The 125 pilgrims were due to depart for Saudi Arabia tomorrow when the company told the ministry that it was “bankrupt”.
The ministry also discovered that the company had not made payments to the airline and the hotel, Shaheem said.
After the company requested assistance, Shaheem said the ministry arranged for an extension from the airline to make payments as the reservations would have been canceled at 12pm on Thursday (September 11).
“However, the company was unable to do it when the deadline elapsed,” Shaheem said.
Shaheem said a task force had been formed at the request of President Abdulla Yameen to make arrangements to send the 125 pilgrims to Mecca. Yameen himself will also conduct the Hajj pilgrimage later this month.
Expenses for the pilgrims in Mecca and Medina would be covered by the government’s Hajj Corporation, he said.
“Tickets have been taken for everyone who had decided to go to Hajj with the company and had obtained visas,” Shaheem said.
At a meeting with the defrauded pilgrims on Friday night at the Islamic ministry, Shaheem reportedly said that the Maldives was getting “a bad name” as a result of Hajj groups failing to make payments on time to agents in Mecca.
An agent came to the Maldives last week and told the Islamic minister that one Hajj group owed him 1.2 million Saudi riyals, Shaheem revealed.

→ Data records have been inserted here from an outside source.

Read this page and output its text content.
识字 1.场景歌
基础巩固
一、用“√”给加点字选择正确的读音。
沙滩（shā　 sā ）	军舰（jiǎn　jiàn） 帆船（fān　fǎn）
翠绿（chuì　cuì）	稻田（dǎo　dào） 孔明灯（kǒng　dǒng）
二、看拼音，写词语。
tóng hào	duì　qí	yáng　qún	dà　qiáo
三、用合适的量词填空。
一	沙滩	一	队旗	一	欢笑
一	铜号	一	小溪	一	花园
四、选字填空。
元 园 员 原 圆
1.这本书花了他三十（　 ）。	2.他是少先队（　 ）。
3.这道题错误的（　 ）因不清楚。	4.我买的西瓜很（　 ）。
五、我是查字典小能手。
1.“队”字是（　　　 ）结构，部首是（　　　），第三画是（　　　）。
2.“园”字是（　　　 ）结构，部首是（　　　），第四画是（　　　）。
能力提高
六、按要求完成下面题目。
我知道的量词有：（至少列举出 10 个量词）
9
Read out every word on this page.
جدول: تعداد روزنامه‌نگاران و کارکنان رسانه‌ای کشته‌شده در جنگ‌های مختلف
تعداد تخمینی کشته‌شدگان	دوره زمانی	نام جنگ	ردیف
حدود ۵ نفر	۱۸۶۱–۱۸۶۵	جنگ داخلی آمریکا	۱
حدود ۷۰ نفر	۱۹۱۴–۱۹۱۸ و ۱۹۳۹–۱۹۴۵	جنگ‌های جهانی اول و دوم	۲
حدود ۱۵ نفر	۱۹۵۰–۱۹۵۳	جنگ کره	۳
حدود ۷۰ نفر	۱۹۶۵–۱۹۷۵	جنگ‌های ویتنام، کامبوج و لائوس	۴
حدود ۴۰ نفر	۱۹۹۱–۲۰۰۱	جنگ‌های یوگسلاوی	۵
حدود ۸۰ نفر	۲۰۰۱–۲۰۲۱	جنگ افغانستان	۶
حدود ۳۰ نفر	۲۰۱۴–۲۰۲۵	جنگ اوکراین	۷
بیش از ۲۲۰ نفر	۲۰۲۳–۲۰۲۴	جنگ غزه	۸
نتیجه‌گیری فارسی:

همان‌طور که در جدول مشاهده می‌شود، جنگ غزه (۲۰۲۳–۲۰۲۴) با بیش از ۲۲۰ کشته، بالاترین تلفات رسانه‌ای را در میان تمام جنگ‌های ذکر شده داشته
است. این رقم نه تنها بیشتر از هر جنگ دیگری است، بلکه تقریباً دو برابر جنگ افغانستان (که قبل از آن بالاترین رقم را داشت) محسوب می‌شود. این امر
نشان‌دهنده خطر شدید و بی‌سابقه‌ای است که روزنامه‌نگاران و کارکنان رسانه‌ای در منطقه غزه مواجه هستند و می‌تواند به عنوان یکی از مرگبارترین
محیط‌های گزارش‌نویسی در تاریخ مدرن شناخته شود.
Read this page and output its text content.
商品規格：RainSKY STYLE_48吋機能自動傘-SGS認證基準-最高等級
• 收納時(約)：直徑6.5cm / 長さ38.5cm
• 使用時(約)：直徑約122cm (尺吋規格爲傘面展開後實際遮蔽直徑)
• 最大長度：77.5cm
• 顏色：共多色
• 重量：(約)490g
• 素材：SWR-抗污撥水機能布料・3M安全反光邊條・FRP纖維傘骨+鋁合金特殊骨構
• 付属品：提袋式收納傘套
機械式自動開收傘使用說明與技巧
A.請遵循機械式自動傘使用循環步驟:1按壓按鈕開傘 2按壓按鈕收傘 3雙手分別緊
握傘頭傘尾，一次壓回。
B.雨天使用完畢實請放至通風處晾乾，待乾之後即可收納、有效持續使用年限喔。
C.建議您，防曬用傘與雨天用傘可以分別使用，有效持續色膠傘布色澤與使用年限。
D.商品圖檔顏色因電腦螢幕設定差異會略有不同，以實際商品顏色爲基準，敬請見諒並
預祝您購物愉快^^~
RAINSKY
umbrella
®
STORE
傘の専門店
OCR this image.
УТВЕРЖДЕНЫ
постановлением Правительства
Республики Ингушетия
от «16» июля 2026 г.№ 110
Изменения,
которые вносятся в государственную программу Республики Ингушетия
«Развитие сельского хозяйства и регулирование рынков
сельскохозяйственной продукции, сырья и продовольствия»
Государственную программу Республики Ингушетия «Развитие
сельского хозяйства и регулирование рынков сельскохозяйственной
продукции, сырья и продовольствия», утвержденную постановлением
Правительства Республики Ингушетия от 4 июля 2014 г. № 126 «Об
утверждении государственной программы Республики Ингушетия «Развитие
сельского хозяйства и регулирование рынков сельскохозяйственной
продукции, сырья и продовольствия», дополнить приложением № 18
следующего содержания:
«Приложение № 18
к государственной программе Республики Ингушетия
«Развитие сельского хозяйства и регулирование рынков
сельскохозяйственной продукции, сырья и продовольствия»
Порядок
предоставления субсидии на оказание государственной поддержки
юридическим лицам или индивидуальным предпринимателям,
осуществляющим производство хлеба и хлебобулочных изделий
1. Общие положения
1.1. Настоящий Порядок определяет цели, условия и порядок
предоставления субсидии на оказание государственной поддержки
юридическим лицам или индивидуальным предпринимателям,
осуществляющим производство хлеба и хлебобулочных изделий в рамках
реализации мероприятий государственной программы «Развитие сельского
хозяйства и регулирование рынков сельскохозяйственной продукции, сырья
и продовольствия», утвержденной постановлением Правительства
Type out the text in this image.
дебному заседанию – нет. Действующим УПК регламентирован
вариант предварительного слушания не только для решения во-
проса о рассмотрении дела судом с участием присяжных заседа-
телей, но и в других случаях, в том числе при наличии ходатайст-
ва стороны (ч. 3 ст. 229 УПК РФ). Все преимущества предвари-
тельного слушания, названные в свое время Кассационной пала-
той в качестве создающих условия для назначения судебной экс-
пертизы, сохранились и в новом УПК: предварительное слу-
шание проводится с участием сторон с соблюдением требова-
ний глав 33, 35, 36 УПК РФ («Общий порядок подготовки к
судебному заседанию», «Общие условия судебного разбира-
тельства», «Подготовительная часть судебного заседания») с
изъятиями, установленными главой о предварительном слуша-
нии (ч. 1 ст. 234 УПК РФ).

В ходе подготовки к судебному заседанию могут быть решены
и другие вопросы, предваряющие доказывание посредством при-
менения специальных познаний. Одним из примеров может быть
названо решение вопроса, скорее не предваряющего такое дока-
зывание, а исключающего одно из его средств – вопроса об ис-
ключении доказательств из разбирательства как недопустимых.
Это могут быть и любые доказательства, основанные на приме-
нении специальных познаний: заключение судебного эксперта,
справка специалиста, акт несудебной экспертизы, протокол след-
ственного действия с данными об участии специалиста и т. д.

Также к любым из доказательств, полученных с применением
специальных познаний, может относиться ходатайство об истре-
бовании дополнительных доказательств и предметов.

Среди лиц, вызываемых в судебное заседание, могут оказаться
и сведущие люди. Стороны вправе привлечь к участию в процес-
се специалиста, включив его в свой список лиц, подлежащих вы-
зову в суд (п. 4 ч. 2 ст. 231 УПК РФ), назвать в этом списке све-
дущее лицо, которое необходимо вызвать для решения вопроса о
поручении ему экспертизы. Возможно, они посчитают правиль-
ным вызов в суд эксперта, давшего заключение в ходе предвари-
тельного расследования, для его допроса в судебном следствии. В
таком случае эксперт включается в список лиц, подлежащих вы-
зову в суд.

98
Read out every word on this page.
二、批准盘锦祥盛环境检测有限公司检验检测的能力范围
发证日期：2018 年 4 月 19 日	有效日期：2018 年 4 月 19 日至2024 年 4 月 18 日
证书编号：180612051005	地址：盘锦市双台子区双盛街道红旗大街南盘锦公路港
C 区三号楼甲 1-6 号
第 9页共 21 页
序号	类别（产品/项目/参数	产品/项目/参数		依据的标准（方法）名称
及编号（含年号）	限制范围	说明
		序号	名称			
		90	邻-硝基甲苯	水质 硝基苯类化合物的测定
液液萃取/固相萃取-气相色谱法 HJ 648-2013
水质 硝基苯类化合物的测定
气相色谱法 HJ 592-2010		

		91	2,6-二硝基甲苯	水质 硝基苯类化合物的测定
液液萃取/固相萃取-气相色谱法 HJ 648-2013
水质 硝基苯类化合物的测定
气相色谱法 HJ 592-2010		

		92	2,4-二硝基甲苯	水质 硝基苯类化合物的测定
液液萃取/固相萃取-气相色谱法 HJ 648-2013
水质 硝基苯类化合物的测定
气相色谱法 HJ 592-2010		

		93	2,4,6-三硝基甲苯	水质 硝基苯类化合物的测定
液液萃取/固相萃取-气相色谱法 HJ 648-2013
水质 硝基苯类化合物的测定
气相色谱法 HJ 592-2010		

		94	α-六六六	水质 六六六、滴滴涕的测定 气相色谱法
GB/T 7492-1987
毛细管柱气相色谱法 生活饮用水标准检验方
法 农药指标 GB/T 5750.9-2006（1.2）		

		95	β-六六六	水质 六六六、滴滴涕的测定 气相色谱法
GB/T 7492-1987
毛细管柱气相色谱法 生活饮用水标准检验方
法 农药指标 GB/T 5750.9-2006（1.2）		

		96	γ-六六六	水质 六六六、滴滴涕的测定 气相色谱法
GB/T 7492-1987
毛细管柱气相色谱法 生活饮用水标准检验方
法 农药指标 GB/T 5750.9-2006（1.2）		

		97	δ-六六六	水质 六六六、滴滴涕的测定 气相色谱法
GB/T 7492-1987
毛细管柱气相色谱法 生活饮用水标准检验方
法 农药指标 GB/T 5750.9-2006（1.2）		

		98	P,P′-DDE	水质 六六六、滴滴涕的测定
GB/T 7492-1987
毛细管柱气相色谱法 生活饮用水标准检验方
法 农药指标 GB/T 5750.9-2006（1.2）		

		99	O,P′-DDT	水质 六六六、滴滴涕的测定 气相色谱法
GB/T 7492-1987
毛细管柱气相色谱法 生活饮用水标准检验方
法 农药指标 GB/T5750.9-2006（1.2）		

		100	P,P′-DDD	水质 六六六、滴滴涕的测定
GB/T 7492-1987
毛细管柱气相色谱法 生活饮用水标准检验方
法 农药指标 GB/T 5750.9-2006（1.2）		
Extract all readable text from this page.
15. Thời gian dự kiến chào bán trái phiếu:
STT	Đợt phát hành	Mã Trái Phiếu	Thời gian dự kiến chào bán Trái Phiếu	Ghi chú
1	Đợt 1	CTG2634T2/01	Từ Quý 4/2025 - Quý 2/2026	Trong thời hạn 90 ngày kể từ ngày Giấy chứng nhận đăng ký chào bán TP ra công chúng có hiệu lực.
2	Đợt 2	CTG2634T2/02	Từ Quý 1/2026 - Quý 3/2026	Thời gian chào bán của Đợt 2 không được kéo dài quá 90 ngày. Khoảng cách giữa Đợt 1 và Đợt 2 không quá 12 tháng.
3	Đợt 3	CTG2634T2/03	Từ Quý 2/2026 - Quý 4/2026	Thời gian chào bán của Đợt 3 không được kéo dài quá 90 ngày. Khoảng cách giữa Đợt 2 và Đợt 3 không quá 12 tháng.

The money had been owed for years, Shaheem said, noting that it amounts to about MVR5 million (US$324,254).
Quota not reduced
Shaheem said the government to decided to cover the expenses of the defrauded pilgrims because the Saudi Arabian government could reduce the 1,000 person quota provided to the Maldives next year if the full quota was not used.
While the Saudi government had reduced quotas for other countries by 20 percent, Shaheem noted that the Maldives quota was not lowered.
Of the 1,000 pilgrim quota afforded to the Maldives by Saudi Arabia, 500 were reserved by the government’s Hajj Corporation while the rest were divided amongst Hajj groups chosen after a bidding process.
In February, the Civil Court and the Anti-Corruption Commission ordered the Islamic ministry to halt the bidding process and revise the criteria for awarding quotas.
The government-owned corporation meanwhile charged MVR69,965 (US$4,537) per person. Performing the Hajj pilgrimage at least once in a lifetime is one of the five pillars of Islam.
Hajj Corporation Chairperson Dr Aishath Muneeza told reporters that the corporation would attempt to provide the same quality of service to the 125 pilgrims defrauded by al-Fathuh as it would to the 500 pilgrims who would perform the pilgrimage under the corporation’s care.
Muneeza revealed at Friday night’s meeting that the additional pilgrims would cost the corporation MVR9 million (US$583,658).
In a similar case of fraud involving a Hajj group, the owner of the Maleesha Hajj Group, Ismail Abdul Latheef, is currently on trial for defrauding 175 people of MVR12 million (US$778,000), after they made payments to the company in 2012.